Heitz represented an Afghan woman artist who was active in her community. The woman worked with the USAID, a U.S. agency for international development that helped start her business as an artist. She produced shows at U.S .embassies, met ambassadors, and was very public about her work. When the Taliban took power, they were very aware of her in the community and went to her home, interviewed her family, and questioned them in a detention facility. Fortunately for the woman, she had already fled the country, but her family was traumatized by the experience.

Once the woman was here in the U.S., Heitz explained that she worked with the client through her entire asylum process:  filling out the necessary paperwork, writing a “declaration” of her story, and making a legal argument or brief which was submitted to the U.S. government arguing why her client should be able to stay in the country.


Heitz said that the relationship with the displaced person develops quickly because you consult with them often. In the case of the Afghan woman, Heitz met with her client once a week for a semester. “You’re having very difficult conversations,” she said. “And you’re asking them to tell you, a total stranger, the hardest thing they’ve ever gone through.” She said it takes a lot of patience because the client may be scared, nervous, or embarrassed. 


“You have to build an environment of trust whenever you are talking to them,” Heitz said.


Heitz’s client entered the U.S. through Operation Allies Welcome, a U.S. government program for Afghans to come to the United States. The government has this program for Ukrainians, but Heitz pointed out that the U.S. government does not do this for all refugees. Despite her client’s challenge in adapting to U.S. life and culture and learning the English language, Heitz’s client’s story ends positively. Her client was granted asylum and will receive a green card in a year and U.S. citizenship in four years. Heitz noted that this timeline was accelerated, as most asylum seekers can wait years due to the backlog of cases.

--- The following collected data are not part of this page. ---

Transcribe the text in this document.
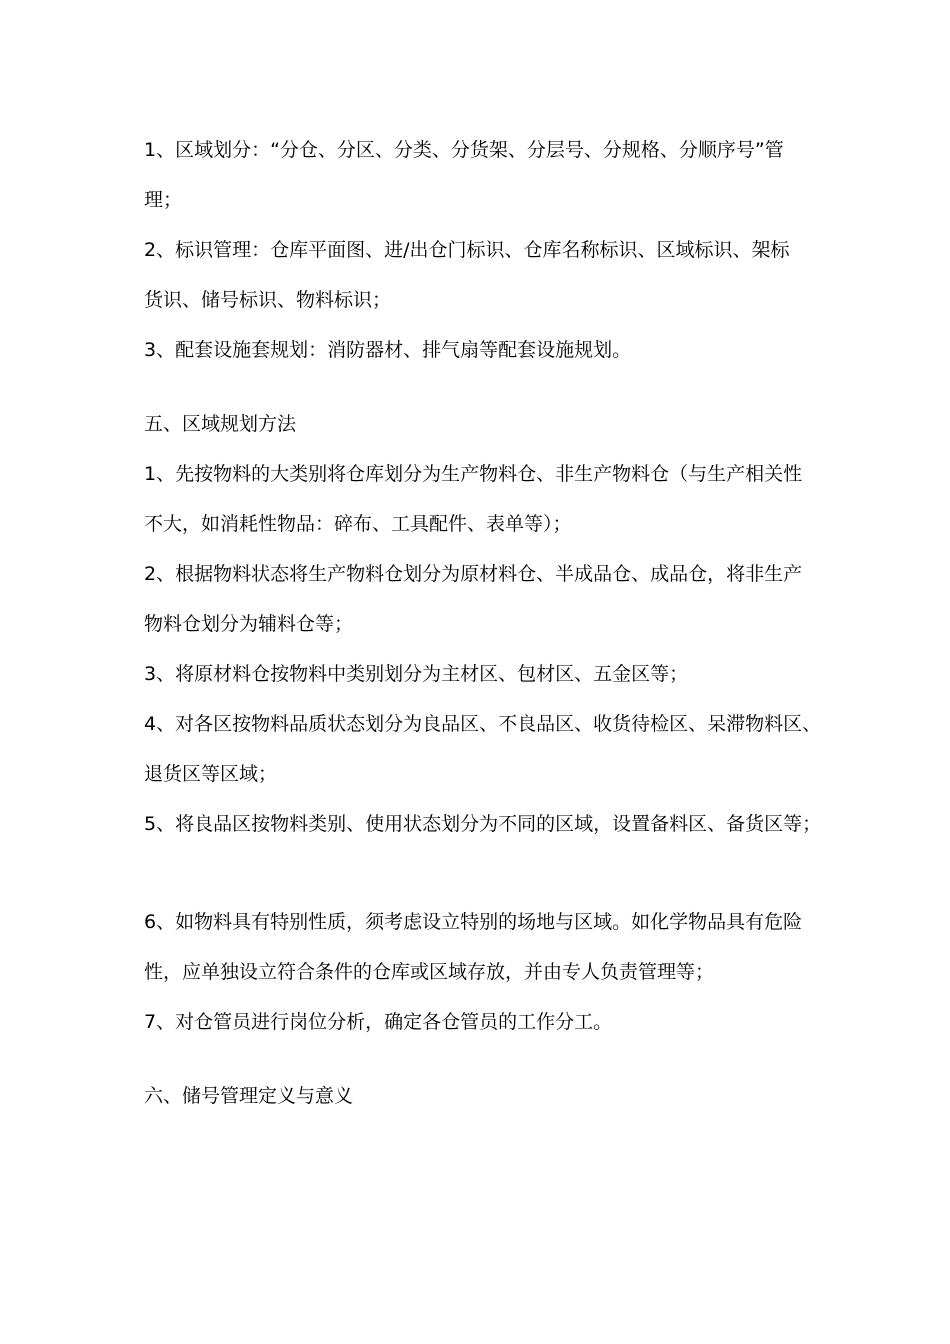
1、区域划分：“分仓、分区、分类、分货架、分层号、分规格、分顺序号”管
理；
2、标识管理：仓库平面图、进/出仓门标识、仓库名称标识、区域标识、架标
货识、储号标识、物料标识；
3、配套设施套规划：消防器材、排气扇等配套设施规划。
五、区域规划方法
1、先按物料的大类别将仓库划分为生产物料仓、非生产物料仓（与生产相关性
不大，如消耗性物品：碎布、工具配件、表单等）；
2、根据物料状态将生产物料仓划分为原材料仓、半成品仓、成品仓，将非生产
物料仓划分为辅料仓等；
3、将原材料仓按物料中类别划分为主材区、包材区、五金区等；
4、对各区按物料品质状态划分为良品区、不良品区、收货待检区、呆滞物料区、
退货区等区域；
5、将良品区按物料类别、使用状态划分为不同的区域，设置备料区、备货区等；
6、如物料具有特别性质，须考虑设立特别的场地与区域。如化学物品具有危险
性，应单独设立符合条件的仓库或区域存放，并由专人负责管理等；
7、对仓管员进行岗位分析，确定各仓管员的工作分工。
六、储号管理定义与意义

Heitz explained that theoretically, the Afghans were given a provision that they had to be interviewed within 45 days and receive their decision within a few months. “I know people who have filed for asylum,” she said, “ and they have waited seven years to get an interview.”


One important note that Heitz expressed to the audience was the language used around discussing refugees. Rather than framing the displaced as victims, Heitz noted that many had full and complex lives despite living in difficult conditions in their home country.

“We want to bring language to the conversation that is empowering and provides resilience and doesn’t just frame them as victims,” she said. “They have gone through these challenging situations, but that is not their entire story. They have had incredible lives before they were displaced. I never say, ‘I am working with these vulnerable people.’ I say, ‘I am working with people in vulnerable situations.’ It’s a small difference, but it does make a difference to the people who are listening.”